Pada hari Kamis, para seminaris memulai kegiatan LDK dengan dibagi menjadi beberapa kelompok besar dan kecil. Ada yang mendapat bagian mencari pekerjaan di pasar Rejowinangun dan Gotong Royong, bekerja di TPA, pemulung sampah, dan Bang Jo atau berjualan koran di lampu lalu lintas perempatan Artos.
“Saya bekerja di tempat pembuangan sampah yang berada di pasar Rejowinangun dengan beberapa teman – teman lainnya.
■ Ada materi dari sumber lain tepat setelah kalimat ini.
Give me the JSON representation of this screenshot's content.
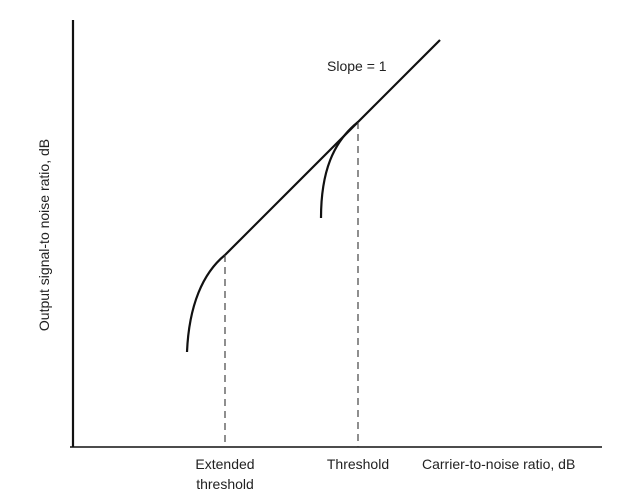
{
  "annotations": {
    "slope": "Slope = 1"
  },
  "axes": {
    "y_label": "Output signal-to noise ratio, dB",
    "x_label": "Carrier-to-noise ratio, dB"
  },
  "markers": {
    "extended_threshold": [
      "Extended",
      "threshold"
    ],
    "threshold": "Threshold"
  }
}
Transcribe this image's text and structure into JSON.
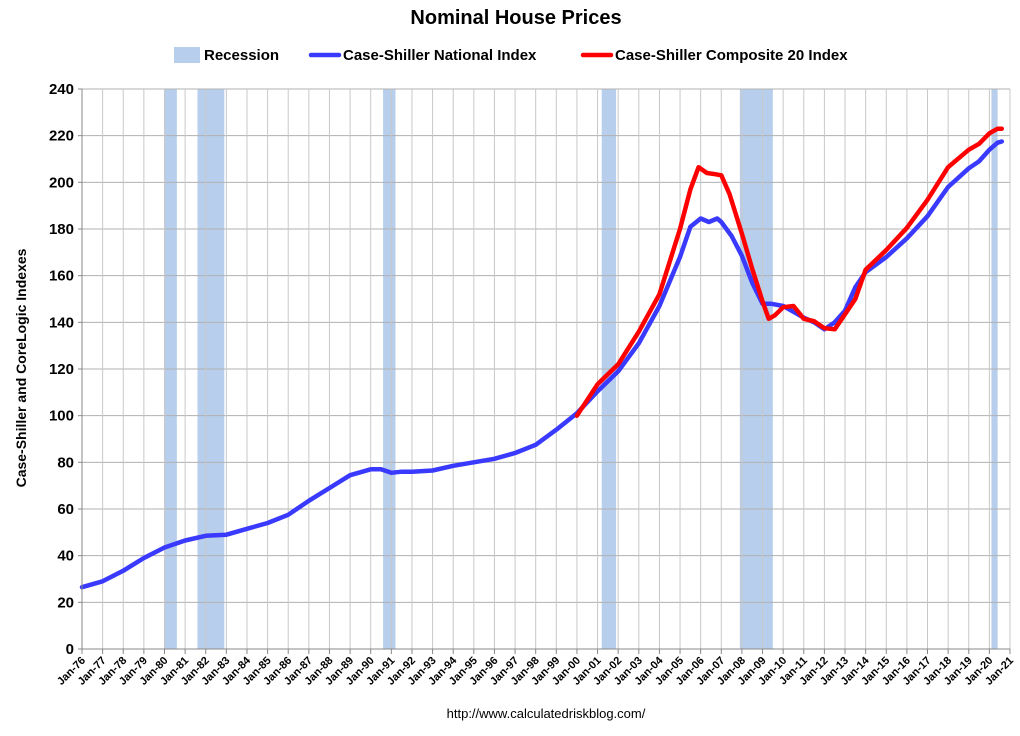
{
  "chart_data": {
    "type": "line",
    "title": "Nominal House Prices",
    "ylabel": "Case-Shiller and CoreLogic Indexes",
    "xlabel": "",
    "source_text": "http://www.calculatedriskblog.com/",
    "ylim": [
      0,
      240
    ],
    "yticks": [
      0,
      20,
      40,
      60,
      80,
      100,
      120,
      140,
      160,
      180,
      200,
      220,
      240
    ],
    "xlim": [
      1976.0,
      2021.0
    ],
    "x_tick_labels": [
      "Jan-76",
      "Jan-77",
      "Jan-78",
      "Jan-79",
      "Jan-80",
      "Jan-81",
      "Jan-82",
      "Jan-83",
      "Jan-84",
      "Jan-85",
      "Jan-86",
      "Jan-87",
      "Jan-88",
      "Jan-89",
      "Jan-90",
      "Jan-91",
      "Jan-92",
      "Jan-93",
      "Jan-94",
      "Jan-95",
      "Jan-96",
      "Jan-97",
      "Jan-98",
      "Jan-99",
      "Jan-00",
      "Jan-01",
      "Jan-02",
      "Jan-03",
      "Jan-04",
      "Jan-05",
      "Jan-06",
      "Jan-07",
      "Jan-08",
      "Jan-09",
      "Jan-10",
      "Jan-11",
      "Jan-12",
      "Jan-13",
      "Jan-14",
      "Jan-15",
      "Jan-16",
      "Jan-17",
      "Jan-18",
      "Jan-19",
      "Jan-20",
      "Jan-21"
    ],
    "x_tick_values": [
      1976,
      1977,
      1978,
      1979,
      1980,
      1981,
      1982,
      1983,
      1984,
      1985,
      1986,
      1987,
      1988,
      1989,
      1990,
      1991,
      1992,
      1993,
      1994,
      1995,
      1996,
      1997,
      1998,
      1999,
      2000,
      2001,
      2002,
      2003,
      2004,
      2005,
      2006,
      2007,
      2008,
      2009,
      2010,
      2011,
      2012,
      2013,
      2014,
      2015,
      2016,
      2017,
      2018,
      2019,
      2020,
      2021
    ],
    "grid": true,
    "legend_position": "top-center",
    "recessions": [
      {
        "start": 1980.0,
        "end": 1980.6
      },
      {
        "start": 1981.6,
        "end": 1982.9
      },
      {
        "start": 1990.6,
        "end": 1991.2
      },
      {
        "start": 2001.2,
        "end": 2001.9
      },
      {
        "start": 2007.9,
        "end": 2009.5
      },
      {
        "start": 2020.1,
        "end": 2020.4
      }
    ],
    "recession_color": "#b7cfec",
    "legend": [
      {
        "name": "Recession",
        "kind": "band",
        "color": "#b7cfec"
      },
      {
        "name": "Case-Shiller National Index",
        "kind": "line",
        "color": "#3a3aff"
      },
      {
        "name": "Case-Shiller Composite 20 Index",
        "kind": "line",
        "color": "#ff0000"
      }
    ],
    "series": [
      {
        "name": "Case-Shiller National Index",
        "color": "#3a3aff",
        "x": [
          1976.0,
          1977.0,
          1978.0,
          1979.0,
          1980.0,
          1981.0,
          1982.0,
          1983.0,
          1984.0,
          1985.0,
          1986.0,
          1987.0,
          1988.0,
          1989.0,
          1990.0,
          1990.5,
          1991.0,
          1991.5,
          1992.0,
          1993.0,
          1994.0,
          1995.0,
          1996.0,
          1997.0,
          1998.0,
          1999.0,
          2000.0,
          2001.0,
          2002.0,
          2003.0,
          2004.0,
          2005.0,
          2005.5,
          2006.0,
          2006.4,
          2006.8,
          2007.0,
          2007.5,
          2008.0,
          2008.5,
          2009.0,
          2009.4,
          2010.0,
          2010.5,
          2011.0,
          2011.5,
          2012.0,
          2012.5,
          2013.0,
          2013.5,
          2014.0,
          2015.0,
          2016.0,
          2017.0,
          2018.0,
          2019.0,
          2019.5,
          2020.0,
          2020.4,
          2020.6
        ],
        "values": [
          26.5,
          29.0,
          33.5,
          39.0,
          43.5,
          46.5,
          48.5,
          49.0,
          51.5,
          54.0,
          57.5,
          63.5,
          69.0,
          74.5,
          77.0,
          77.0,
          75.5,
          76.0,
          76.0,
          76.5,
          78.5,
          80.0,
          81.5,
          84.0,
          87.5,
          94.0,
          101.0,
          110.5,
          119.0,
          131.0,
          147.0,
          168.0,
          181.0,
          184.5,
          183.0,
          184.5,
          183.0,
          177.0,
          168.5,
          157.0,
          148.0,
          148.0,
          147.0,
          144.5,
          142.0,
          140.0,
          137.0,
          140.0,
          145.0,
          155.0,
          161.5,
          168.0,
          176.0,
          185.5,
          198.0,
          206.0,
          209.0,
          214.0,
          217.0,
          217.5
        ]
      },
      {
        "name": "Case-Shiller Composite 20 Index",
        "color": "#ff0000",
        "x": [
          2000.0,
          2001.0,
          2002.0,
          2003.0,
          2004.0,
          2005.0,
          2005.5,
          2005.9,
          2006.3,
          2006.7,
          2007.0,
          2007.4,
          2008.0,
          2008.5,
          2009.0,
          2009.3,
          2009.6,
          2010.0,
          2010.5,
          2011.0,
          2011.5,
          2012.0,
          2012.5,
          2013.0,
          2013.5,
          2014.0,
          2015.0,
          2016.0,
          2017.0,
          2018.0,
          2019.0,
          2019.5,
          2020.0,
          2020.4,
          2020.6
        ],
        "values": [
          100.0,
          113.5,
          122.0,
          136.0,
          152.0,
          180.0,
          197.0,
          206.5,
          204.0,
          203.5,
          203.0,
          195.0,
          178.0,
          163.0,
          149.0,
          141.5,
          143.0,
          146.5,
          147.0,
          141.5,
          140.5,
          137.5,
          137.0,
          143.5,
          150.0,
          162.5,
          171.0,
          180.5,
          192.5,
          206.5,
          214.0,
          216.5,
          221.0,
          223.0,
          223.0
        ]
      }
    ]
  }
}
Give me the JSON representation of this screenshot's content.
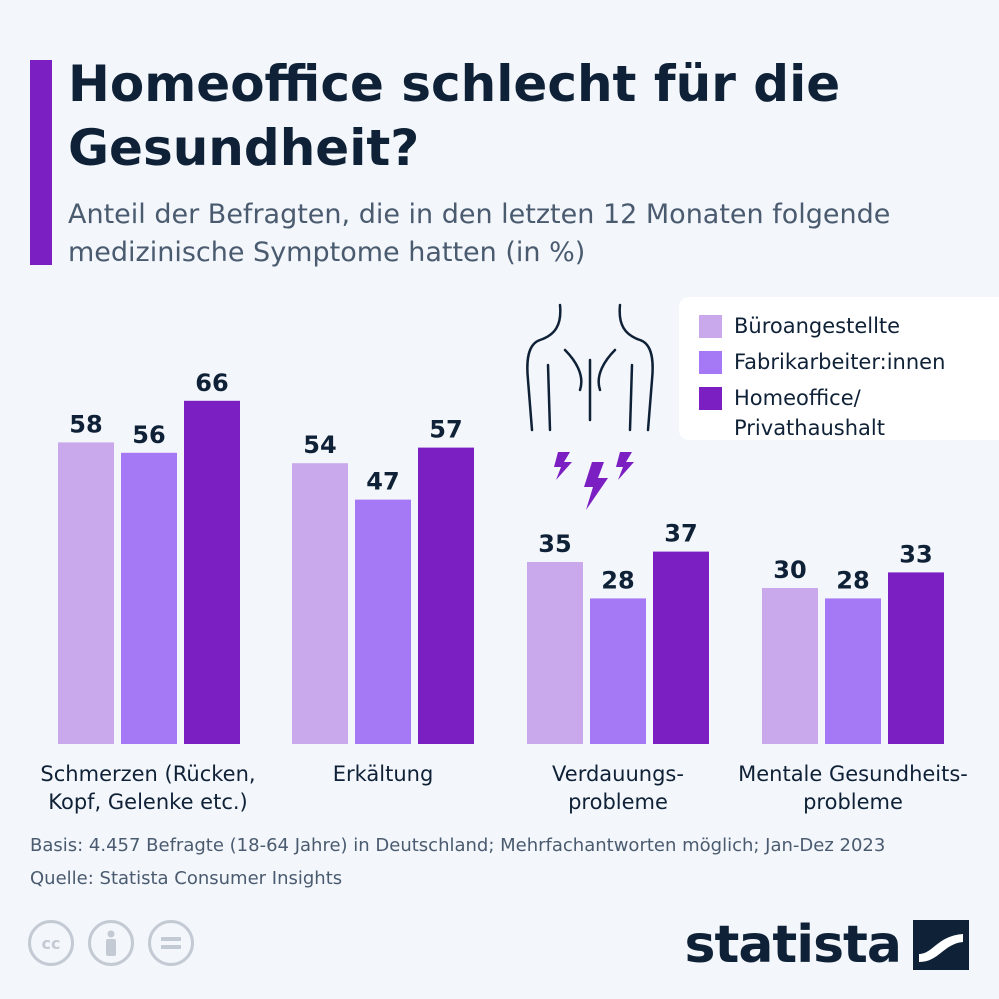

Awalnya, saya merasa jijik dengan tumpukan sampah organik dan bau busuk yang menyengat. Meski begitu, hal ini menjadi tantangan bagi saya untuk mau merasakan pekerjaan orang-orang kecil,” ujar Rendra selaku Sekretaris OSIS Ekalaya.
Pada hari Jumat, para pengurus OSIS mengikuti kegiatan pengendapan LDK dan programasi OSIS di setiap kebidelan. Dalam berjalannya kegiatan tersebut, para pengurus OSIS Ekalaya didampingi para guru di Seminari, yakni Pak Anton, Pak Sulis, dan Bu Indri. “Saya berharap dapat mengintegrasi nilai siap melayani dan siap dalam setiap tugas yang saya emban. Hal ini menjadi bentuk penerapan nilai dari kegiatan LDK sepanjang dua hari ini,” ujar Rohfel selaku Bidel Paramenta OSIS Ekalaya. (DPJ)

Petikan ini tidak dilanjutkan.